I have a Spark DataFrame, which looks like this:
+--------------------+------+----------------+-----+--------+
| Name | Sex| Ticket |Cabin|Embarked|
+--------------------+------+----------------+-----+--------+
|Braund, Mr. Owen ...| male| A/5 21171| null| S|
|Cumings, Mrs. Joh...|female| PC 17599| C85| C|
|Heikkinen, Miss. ...|female|STON/O2. 3101282| null| S|
|Futrelle, Mrs. Ja...|female| 113803| C123| S|
|Palsson, Master. ...| male| 349909| null| S|
+--------------------+------+----------------+-----+--------+
Now I need to filter the 'Name' column such that it contains only the title -i.e. Mr., Mrs., Miss., Master.
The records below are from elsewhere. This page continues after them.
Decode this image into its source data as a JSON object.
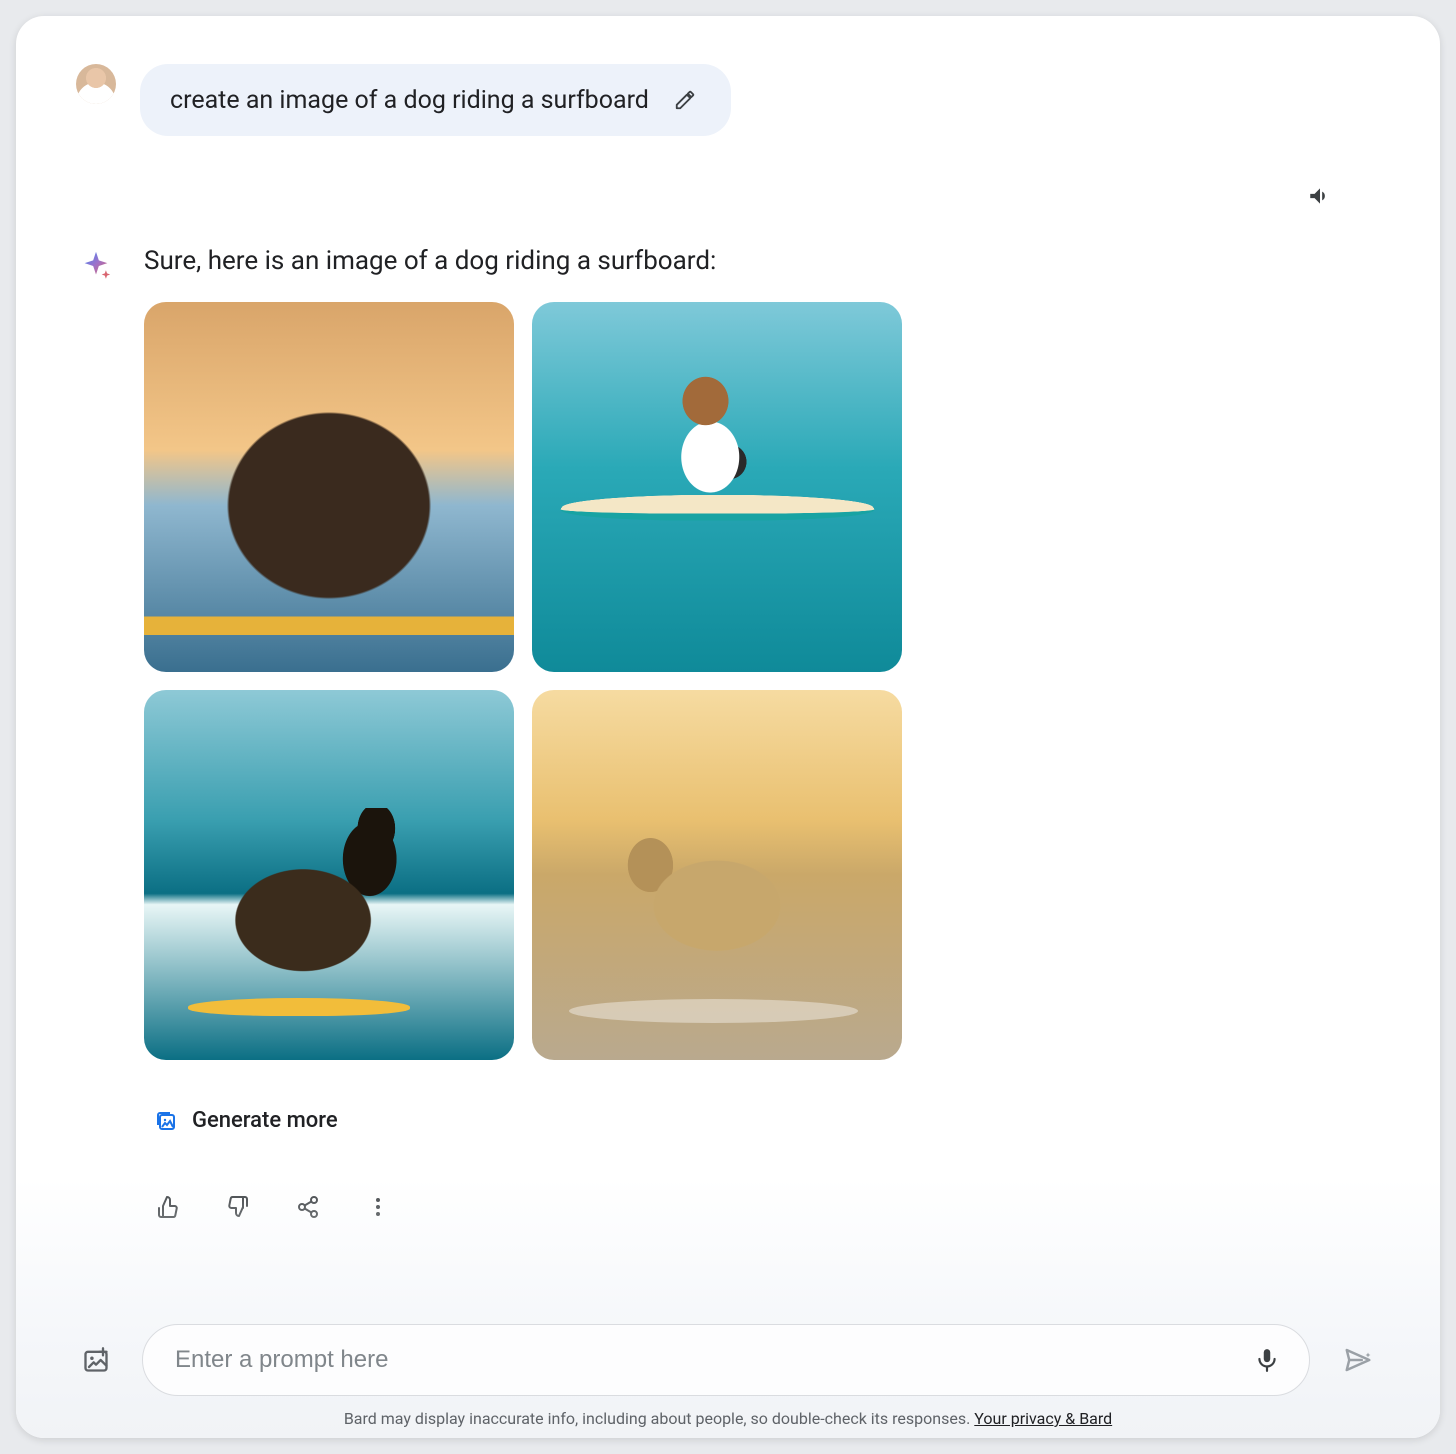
{
  "user": {
    "prompt_text": "create an image of a dog riding a surfboard"
  },
  "assistant": {
    "intro_text": "Sure, here is an image of a dog riding a surfboard:",
    "generate_more_label": "Generate more",
    "images": [
      {
        "alt": "Chocolate labrador on a surfboard at sunset"
      },
      {
        "alt": "Beagle with sunglasses standing on a surfboard on calm ocean"
      },
      {
        "alt": "German shepherd surfing a wave"
      },
      {
        "alt": "Golden labrador on a board at sunset shoreline"
      }
    ]
  },
  "input": {
    "placeholder": "Enter a prompt here"
  },
  "footer": {
    "disclaimer_text": "Bard may display inaccurate info, including about people, so double-check its responses. ",
    "privacy_link_label": "Your privacy & Bard"
  }
}
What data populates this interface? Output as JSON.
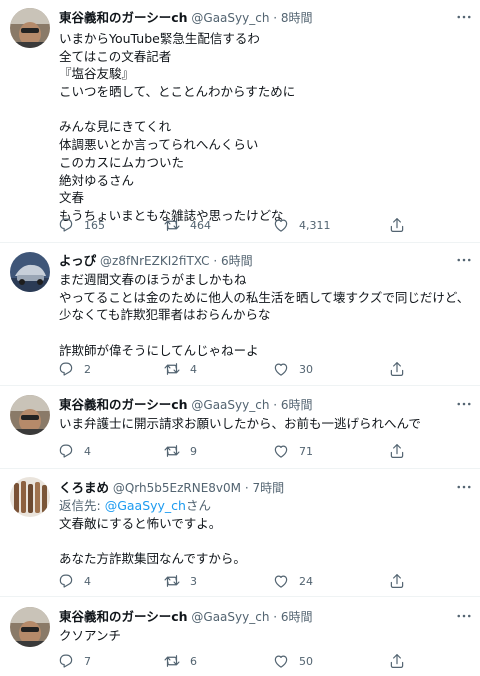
{
  "tweets": [
    {
      "name": "東谷義和のガーシーch",
      "handle": "@GaaSyy_ch",
      "time": "8時間",
      "lines": [
        "いまからYouTube緊急生配信するわ",
        "全てはこの文春記者",
        "『塩谷友駿』",
        "こいつを晒して、とことんわからすために",
        "",
        "みんな見にきてくれ",
        "体調悪いとか言ってられへんくらい",
        "このカスにムカついた",
        "絶対ゆるさん",
        "文春",
        "もうちょいまともな雑誌や思ったけどな"
      ],
      "replies": "165",
      "retweets": "464",
      "likes": "4,311"
    },
    {
      "name": "よっぴ",
      "handle": "@z8fNrEZKI2fiTXC",
      "time": "6時間",
      "lines": [
        "まだ週間文春のほうがましかもね",
        "やってることは金のために他人の私生活を晒して壊すクズで同じだけど、",
        "少なくても詐欺犯罪者はおらんからな",
        "",
        "詐欺師が偉そうにしてんじゃねーよ"
      ],
      "replies": "2",
      "retweets": "4",
      "likes": "30"
    },
    {
      "name": "東谷義和のガーシーch",
      "handle": "@GaaSyy_ch",
      "time": "6時間",
      "lines": [
        "いま弁護士に開示請求お願いしたから、お前も一逃げられへんで"
      ],
      "replies": "4",
      "retweets": "9",
      "likes": "71"
    },
    {
      "name": "くろまめ",
      "handle": "@Qrh5b5EzRNE8v0M",
      "time": "7時間",
      "reply_prefix": "返信先: ",
      "reply_mention": "@GaaSyy_ch",
      "reply_suffix": "さん",
      "lines": [
        "文春敵にすると怖いですよ。",
        "",
        "あなた方詐欺集団なんですから。"
      ],
      "replies": "4",
      "retweets": "3",
      "likes": "24"
    },
    {
      "name": "東谷義和のガーシーch",
      "handle": "@GaaSyy_ch",
      "time": "6時間",
      "lines": [
        "クソアンチ"
      ],
      "replies": "7",
      "retweets": "6",
      "likes": "50"
    }
  ],
  "separator": " · ",
  "colors": {
    "text": "#0f1419",
    "muted": "#536471",
    "link": "#1d9bf0",
    "divider": "#eff3f4"
  }
}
So the resulting column would be:
+--------------------+------+----------------+-----+--------+
| Name | Sex| Ticket |Cabin|Embarked|
+--------------------+------+----------------+-----+--------+
|Mr. | male| A/5 21171| null| S|
|Mrs. |female| PC 17599| C85| C|
|Miss. |female|STON/O2. 3101282| null| S|
|Mrs. |female| 113803| C123| S|
|Master. | male| 349909| null| S|
+--------------------+------+----------------+-----+--------+
I tried to apply sub-string operation:
List<String> list = Arrays.asList("Mr.","Mrs.", "Mrs.","Master.");
Dataset<Row> categoricalDF2 = categoricalDF.filter(col("Name").isin(list.stream().toArray(String[]::new)));
but it seems it's not that easy in Java. How can do it in Java. Please note that I'm using Spark 2.2.0.